7. A lift as in claim 6, wherein said chain guide guides said chain into a spiral form when stored.

8. A lift as in claim 4, wherein said first and second links are laterally symmetrical in shape.

9. A lift comprising:

first and second chains that pivot relative to one another when separated, and extend in a straight line when coupled to one another;

a housing, holding said first and second chains in a retracted position, and supporting a lift part formed from said first and second chains in an extended position, said housing including first surfaces therein which guide the chains to be stored and second surfaces which guide the chains to be coupled.

10. A lift as in claim 9, further comprising a platform at an end of the extended first and second chains.

11. A lift as in claim 9, further comprising an electric motor for extending and retracting said chain.

12. A lift as in claim 9, wherein said housing has a first surface without wheels, opposite to a direction of extension of said lift, and a second surface with wheels.
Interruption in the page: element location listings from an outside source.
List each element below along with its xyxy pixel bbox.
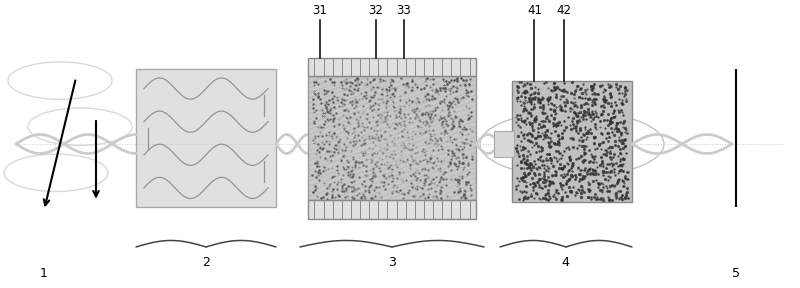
Bar [136,69,276,207]
Bar [308,76,476,200]
Text: 41: 41 [527,4,542,17]
Bar [494,131,514,157]
Text: 1: 1 [40,267,48,280]
Text: 33: 33 [397,4,411,17]
Text: 2: 2 [202,256,210,269]
Text: 4: 4 [562,256,570,269]
Bar [512,81,632,202]
Text: 31: 31 [313,4,327,17]
Text: 3: 3 [388,256,396,269]
Text: 5: 5 [732,267,740,280]
Bar [308,200,476,219]
Text: 32: 32 [369,4,383,17]
Text: 42: 42 [557,4,571,17]
Bar [308,58,476,76]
13. A lift as in claim 9, wherein said first surfaces guide said chain into a spiral form when stored.

14. A lift as in claim 11, wherein said second surfaces are axles connected to said motor.

15. A lift as in claim 9, wherein each link on each of said chains is laterally symmetrical.

16. A method comprising:

allowing first and second chains to pivot relative to one another when separated,

connecting said first and second chains to one another in a way that causes them to extend in a straight line;

holding said first and second chains in a retracted position in a housing separated from one another; and

supporting an extended lift part formed from said first and second chains in an extended position above the ground, using said housing for the support.

17. A method as in claim 16, further comprising using an electric motor for extending and retracting said lift.

18. A method as in claim 16, further comprising guiding said chain into a spiral form when stored.